Perdew learning reality of Trump
The winner of The Apprentice has found the secret of working for Trump is to be seen.
By JEFF HARRINGTON
Published February 11, 2005
Kelly Perdew, recent winner of the popular reality TV series The Apprentice, learned quickly how to finagle assignments out of his new boss, real estate tycoon Donald Trump.
"If you stand by his office, you get picked," Perdew said. "You want something to do, you just walk by the office."
Take his first day on the job, Jan. 10. Showing up for a 9 a.m. appointment inside Trump's office, the apprentice ran into a group of developers from Tampa walking out. They had just publicly revealed plans to build Trump Tower Tampa, a high-priced condominium project in downtown Tampa that, at 52 stories, would be the tallest building on Florida's west coast.

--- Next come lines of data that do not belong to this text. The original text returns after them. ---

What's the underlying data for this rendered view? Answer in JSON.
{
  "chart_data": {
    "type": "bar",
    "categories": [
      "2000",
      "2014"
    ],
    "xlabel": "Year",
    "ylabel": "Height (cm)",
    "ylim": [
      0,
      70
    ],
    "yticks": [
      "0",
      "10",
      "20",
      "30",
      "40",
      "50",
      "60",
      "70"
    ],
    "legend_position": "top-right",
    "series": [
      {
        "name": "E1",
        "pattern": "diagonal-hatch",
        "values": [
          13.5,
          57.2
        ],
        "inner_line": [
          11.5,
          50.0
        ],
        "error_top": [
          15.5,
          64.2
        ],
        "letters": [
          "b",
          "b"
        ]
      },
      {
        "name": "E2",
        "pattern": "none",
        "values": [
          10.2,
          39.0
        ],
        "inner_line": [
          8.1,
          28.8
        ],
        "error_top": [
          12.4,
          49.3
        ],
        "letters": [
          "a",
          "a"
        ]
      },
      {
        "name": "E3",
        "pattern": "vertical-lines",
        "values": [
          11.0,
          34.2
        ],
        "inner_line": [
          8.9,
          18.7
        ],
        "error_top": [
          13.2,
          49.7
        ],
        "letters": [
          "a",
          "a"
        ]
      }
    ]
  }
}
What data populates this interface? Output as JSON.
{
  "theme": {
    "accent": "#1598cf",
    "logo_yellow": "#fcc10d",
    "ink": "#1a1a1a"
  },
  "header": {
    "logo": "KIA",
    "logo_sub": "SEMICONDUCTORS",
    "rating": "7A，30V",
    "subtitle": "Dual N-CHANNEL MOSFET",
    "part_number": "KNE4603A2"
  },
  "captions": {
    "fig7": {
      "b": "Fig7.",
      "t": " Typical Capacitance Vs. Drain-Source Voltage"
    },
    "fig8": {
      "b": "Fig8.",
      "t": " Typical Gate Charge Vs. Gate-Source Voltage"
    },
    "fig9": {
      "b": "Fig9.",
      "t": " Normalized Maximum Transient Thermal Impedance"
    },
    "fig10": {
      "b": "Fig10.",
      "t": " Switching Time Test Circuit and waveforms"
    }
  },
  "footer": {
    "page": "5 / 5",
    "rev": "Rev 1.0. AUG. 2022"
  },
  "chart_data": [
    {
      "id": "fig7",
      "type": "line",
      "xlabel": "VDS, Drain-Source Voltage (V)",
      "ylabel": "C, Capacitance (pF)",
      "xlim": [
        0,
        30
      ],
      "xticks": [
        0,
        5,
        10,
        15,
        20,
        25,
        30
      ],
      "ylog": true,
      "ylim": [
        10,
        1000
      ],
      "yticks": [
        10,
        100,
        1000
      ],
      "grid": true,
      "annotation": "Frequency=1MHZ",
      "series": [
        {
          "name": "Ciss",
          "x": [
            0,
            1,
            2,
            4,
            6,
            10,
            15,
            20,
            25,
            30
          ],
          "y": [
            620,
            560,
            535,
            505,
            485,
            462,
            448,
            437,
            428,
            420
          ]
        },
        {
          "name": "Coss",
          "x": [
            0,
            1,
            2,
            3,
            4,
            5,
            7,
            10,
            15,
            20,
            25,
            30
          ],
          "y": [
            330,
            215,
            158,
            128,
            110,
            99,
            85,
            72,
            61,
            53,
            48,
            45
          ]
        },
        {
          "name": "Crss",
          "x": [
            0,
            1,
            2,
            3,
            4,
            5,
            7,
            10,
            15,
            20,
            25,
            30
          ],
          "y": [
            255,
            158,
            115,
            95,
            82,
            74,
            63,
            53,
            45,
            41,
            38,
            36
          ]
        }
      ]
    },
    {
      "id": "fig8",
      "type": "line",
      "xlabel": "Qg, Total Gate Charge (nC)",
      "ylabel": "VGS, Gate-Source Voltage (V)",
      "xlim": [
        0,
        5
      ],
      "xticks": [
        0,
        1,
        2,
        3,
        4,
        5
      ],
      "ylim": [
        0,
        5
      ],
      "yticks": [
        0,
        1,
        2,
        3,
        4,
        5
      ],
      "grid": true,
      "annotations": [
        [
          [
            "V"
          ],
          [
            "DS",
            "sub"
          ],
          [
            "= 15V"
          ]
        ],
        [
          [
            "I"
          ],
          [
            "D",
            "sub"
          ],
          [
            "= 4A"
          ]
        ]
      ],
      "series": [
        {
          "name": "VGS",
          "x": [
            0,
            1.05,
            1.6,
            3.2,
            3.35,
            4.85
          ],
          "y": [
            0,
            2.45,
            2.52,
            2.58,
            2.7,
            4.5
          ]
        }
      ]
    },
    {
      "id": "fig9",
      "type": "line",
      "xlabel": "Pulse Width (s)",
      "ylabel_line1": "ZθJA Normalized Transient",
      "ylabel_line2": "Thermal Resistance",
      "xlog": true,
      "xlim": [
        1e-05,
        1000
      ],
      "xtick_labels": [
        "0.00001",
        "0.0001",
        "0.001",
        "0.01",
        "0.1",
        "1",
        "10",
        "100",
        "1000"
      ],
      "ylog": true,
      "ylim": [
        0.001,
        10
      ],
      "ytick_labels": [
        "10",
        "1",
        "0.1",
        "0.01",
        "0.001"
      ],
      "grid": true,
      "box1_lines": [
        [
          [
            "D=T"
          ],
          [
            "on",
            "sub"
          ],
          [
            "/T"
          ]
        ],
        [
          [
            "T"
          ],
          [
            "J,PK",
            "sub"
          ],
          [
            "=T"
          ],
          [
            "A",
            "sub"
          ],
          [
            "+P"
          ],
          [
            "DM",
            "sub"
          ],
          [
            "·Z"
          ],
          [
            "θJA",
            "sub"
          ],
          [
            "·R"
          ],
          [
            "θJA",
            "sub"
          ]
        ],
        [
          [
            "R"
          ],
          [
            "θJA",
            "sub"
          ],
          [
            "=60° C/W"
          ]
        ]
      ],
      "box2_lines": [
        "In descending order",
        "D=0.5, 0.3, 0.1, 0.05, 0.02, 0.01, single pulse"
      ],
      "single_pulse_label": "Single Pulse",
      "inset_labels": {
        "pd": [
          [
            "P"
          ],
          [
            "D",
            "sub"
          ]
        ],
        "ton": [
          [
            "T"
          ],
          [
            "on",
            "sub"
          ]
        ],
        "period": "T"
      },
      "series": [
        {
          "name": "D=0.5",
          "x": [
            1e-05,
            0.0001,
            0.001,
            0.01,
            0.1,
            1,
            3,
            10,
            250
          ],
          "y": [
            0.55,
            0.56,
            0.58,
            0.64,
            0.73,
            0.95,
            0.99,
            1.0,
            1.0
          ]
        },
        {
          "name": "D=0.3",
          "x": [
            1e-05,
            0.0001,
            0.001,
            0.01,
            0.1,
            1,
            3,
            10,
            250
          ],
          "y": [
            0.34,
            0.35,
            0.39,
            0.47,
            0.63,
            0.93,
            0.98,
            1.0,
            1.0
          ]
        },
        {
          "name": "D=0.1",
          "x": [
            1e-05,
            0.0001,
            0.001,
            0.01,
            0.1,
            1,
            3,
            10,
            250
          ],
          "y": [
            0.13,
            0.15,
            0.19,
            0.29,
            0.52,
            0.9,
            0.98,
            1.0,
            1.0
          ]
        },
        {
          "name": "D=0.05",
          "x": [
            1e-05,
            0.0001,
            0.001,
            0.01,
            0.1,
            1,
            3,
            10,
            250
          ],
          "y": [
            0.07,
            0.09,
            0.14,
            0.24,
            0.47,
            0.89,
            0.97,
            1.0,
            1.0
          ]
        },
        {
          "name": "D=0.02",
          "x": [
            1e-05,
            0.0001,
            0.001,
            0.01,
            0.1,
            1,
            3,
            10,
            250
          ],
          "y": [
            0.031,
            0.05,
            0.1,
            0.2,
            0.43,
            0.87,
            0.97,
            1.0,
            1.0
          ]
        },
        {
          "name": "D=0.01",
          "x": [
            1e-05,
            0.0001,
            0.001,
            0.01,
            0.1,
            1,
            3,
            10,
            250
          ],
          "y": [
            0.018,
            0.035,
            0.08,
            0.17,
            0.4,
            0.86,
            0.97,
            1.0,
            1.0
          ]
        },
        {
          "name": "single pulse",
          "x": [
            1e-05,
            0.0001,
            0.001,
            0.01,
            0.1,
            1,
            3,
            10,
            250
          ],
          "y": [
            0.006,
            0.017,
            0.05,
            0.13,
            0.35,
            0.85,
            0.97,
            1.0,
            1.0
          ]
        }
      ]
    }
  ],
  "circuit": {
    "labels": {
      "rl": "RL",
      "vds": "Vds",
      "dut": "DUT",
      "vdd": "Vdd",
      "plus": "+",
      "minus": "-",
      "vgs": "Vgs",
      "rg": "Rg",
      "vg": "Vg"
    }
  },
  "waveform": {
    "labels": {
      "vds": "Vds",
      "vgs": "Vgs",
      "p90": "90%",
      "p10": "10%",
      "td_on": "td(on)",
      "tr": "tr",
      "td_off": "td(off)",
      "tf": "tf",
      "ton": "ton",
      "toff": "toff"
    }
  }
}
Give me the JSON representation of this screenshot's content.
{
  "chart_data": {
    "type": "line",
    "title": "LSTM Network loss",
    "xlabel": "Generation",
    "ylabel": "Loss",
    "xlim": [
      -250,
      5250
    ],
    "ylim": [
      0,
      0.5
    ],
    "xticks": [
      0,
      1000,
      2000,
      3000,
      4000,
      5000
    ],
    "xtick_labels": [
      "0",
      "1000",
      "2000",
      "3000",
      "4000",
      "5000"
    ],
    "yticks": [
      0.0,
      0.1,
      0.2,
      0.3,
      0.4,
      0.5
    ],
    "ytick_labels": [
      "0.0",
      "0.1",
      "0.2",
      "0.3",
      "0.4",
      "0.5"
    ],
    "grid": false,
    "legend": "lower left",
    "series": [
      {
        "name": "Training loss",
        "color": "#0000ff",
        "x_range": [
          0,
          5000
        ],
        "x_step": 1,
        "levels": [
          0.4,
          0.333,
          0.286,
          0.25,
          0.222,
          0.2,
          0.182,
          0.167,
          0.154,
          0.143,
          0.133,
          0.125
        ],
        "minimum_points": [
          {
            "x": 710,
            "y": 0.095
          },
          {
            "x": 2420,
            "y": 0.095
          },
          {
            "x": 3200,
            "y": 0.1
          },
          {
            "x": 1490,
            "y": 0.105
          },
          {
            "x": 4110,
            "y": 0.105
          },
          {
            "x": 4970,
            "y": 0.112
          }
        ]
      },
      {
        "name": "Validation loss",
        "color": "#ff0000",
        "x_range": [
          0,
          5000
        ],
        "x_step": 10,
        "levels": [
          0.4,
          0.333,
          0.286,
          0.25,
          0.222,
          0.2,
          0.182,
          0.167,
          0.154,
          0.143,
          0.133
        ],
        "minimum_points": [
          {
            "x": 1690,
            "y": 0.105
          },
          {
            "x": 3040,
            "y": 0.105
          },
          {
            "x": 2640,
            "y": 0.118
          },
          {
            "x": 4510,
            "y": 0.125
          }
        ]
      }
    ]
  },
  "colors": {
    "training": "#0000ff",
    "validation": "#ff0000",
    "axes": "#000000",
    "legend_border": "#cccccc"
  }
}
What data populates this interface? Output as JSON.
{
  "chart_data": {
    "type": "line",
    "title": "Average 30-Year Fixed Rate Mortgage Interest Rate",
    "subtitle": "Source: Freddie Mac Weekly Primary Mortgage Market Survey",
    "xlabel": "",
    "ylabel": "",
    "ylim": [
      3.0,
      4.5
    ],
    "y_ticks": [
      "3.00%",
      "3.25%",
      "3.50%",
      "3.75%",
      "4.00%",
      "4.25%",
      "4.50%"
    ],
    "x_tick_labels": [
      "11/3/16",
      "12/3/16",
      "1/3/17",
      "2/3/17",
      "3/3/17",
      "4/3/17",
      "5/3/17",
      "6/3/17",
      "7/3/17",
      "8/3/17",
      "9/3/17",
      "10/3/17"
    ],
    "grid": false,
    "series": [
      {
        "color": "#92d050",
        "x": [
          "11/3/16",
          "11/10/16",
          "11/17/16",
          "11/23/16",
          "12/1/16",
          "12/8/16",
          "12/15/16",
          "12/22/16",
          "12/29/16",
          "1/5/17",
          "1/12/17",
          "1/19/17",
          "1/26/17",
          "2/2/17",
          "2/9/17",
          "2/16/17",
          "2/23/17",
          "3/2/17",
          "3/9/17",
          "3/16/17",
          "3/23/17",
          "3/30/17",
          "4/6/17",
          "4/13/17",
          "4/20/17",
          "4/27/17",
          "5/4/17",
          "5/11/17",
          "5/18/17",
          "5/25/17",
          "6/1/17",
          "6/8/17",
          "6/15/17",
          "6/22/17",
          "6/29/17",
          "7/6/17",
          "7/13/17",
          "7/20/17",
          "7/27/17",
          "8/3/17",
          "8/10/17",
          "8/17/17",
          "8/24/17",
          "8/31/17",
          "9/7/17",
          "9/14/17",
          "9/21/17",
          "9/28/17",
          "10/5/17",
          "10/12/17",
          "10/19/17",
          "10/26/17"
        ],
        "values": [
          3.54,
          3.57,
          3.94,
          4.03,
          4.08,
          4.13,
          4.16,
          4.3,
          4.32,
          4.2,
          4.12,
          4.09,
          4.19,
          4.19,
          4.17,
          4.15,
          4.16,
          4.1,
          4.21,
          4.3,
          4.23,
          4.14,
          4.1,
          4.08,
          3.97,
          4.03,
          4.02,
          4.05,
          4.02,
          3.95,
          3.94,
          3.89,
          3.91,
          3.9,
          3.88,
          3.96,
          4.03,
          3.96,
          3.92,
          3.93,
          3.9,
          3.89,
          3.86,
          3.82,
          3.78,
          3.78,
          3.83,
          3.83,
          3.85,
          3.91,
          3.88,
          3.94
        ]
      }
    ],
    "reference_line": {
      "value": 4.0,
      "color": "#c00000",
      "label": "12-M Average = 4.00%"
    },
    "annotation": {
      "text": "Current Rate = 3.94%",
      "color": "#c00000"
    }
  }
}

"They start talking about Tampa and I say, "I'm from Sarasota and I lived in Tampa,' " Perdew recalled. "Mr. Trump hears it and says, "Kelly's going to come down and help you guys.' "
So began an unprecedented marketing push for a high-rise project that touts 190 condominium and penthouse units priced from $700,000 to $6-million apiece.
Last month, Trump indicated that buyers had reserved 70 percent of the units and developers predict the project will be sold out.
Skeptics wonder just how far the Trump name can carry the project. They point out only a dozen condos sold for more than $1-million in Hillsborough County in the past four years. Moreover, the 10 percent deposit for a reservation is refundable. Once the sales phase begins Feb. 18, buyers will need to plunk down a nonrefundable 20 percent deposit.
Nevertheless, Perdew and Jody Simon, part of a local development team partnering with Trump, said they are confident an "exceptionally high rate" of people will move from reservations to sales contract. And they downplay speculation that many buyers will be speculators out for a quick profit by flipping units.
"It's going to turn out to be a lot of these people's primary residence," Perdew said.
Perdew swung through Tampa on Thursday, promoting the Tampa high-rise a week before Trump comes to town to kick off sales. The 38-year-old software executive, whose father lives near Sarasota, talked with the St. Petersburg Times about his multiple roles in the Trump organization, the prospects of Trump Tower Tampa and whether his boss is pushing his name too far.
How far can the Trump brand name go?
Look at his success and the way the brand's been used. The books are one thing. They've been off the chart. He's got a clothing line at Macy's . . . Trump's suits sold five times more than (Macy's) best-selling (specialty lines) ever had before. There's the cologne. Where can't the brand go? You tell me.
Aren't you concerned about overkill? Can too much Trump be bad thing?
Too much by definition is too much. But if he takes that brand and focuses it for the right reasons . . . it's a pretty compelling brand. People have attached to (the name) luxury, the best things in life, billionaire status.
Are your Tampa duties confined to marketing?
I'm not a real estate expert, so my objective for this was to be an apprentice and learn as much as possible. It's a lot easier to do sales and marketing when you're first starting than try to do operations. I'm not going to pretend to come in and build the building.
What other tasks are you handling for Trump?
There's 40 Wall Street - 1-million square feet of commercial office space. I'm working closely with (Trump protege) George (Ross) in understanding everything about the commercial market: managing brokers, which is always a fun task, and managing leases.
And I'm (marketing the water brand) Trump Ice. It's a great opportunity for us to partner with the distributors and area bottlers and do some fun marketing things. Something Willie Wonka and the Chocolate Factory-esque. You know, the golden ticket. You win a trip to New York City and have dinner with The Apprentice or come to the live finale.
How much of your time will be spent on the Tampa project?
It will be front-loaded for this with the expectations that things are going so well . . . Next Friday is the official sales launch . . . The following week I'm going to be here for the Outback Pro-Am golf tournament, with a lot of media attention, and be able to talk about the project.
And get a few swings in, too?
Well. A lot of swings. The way I look at is I'll have one of the best pros there (as a partner) because I'll be one of the worst amateurs.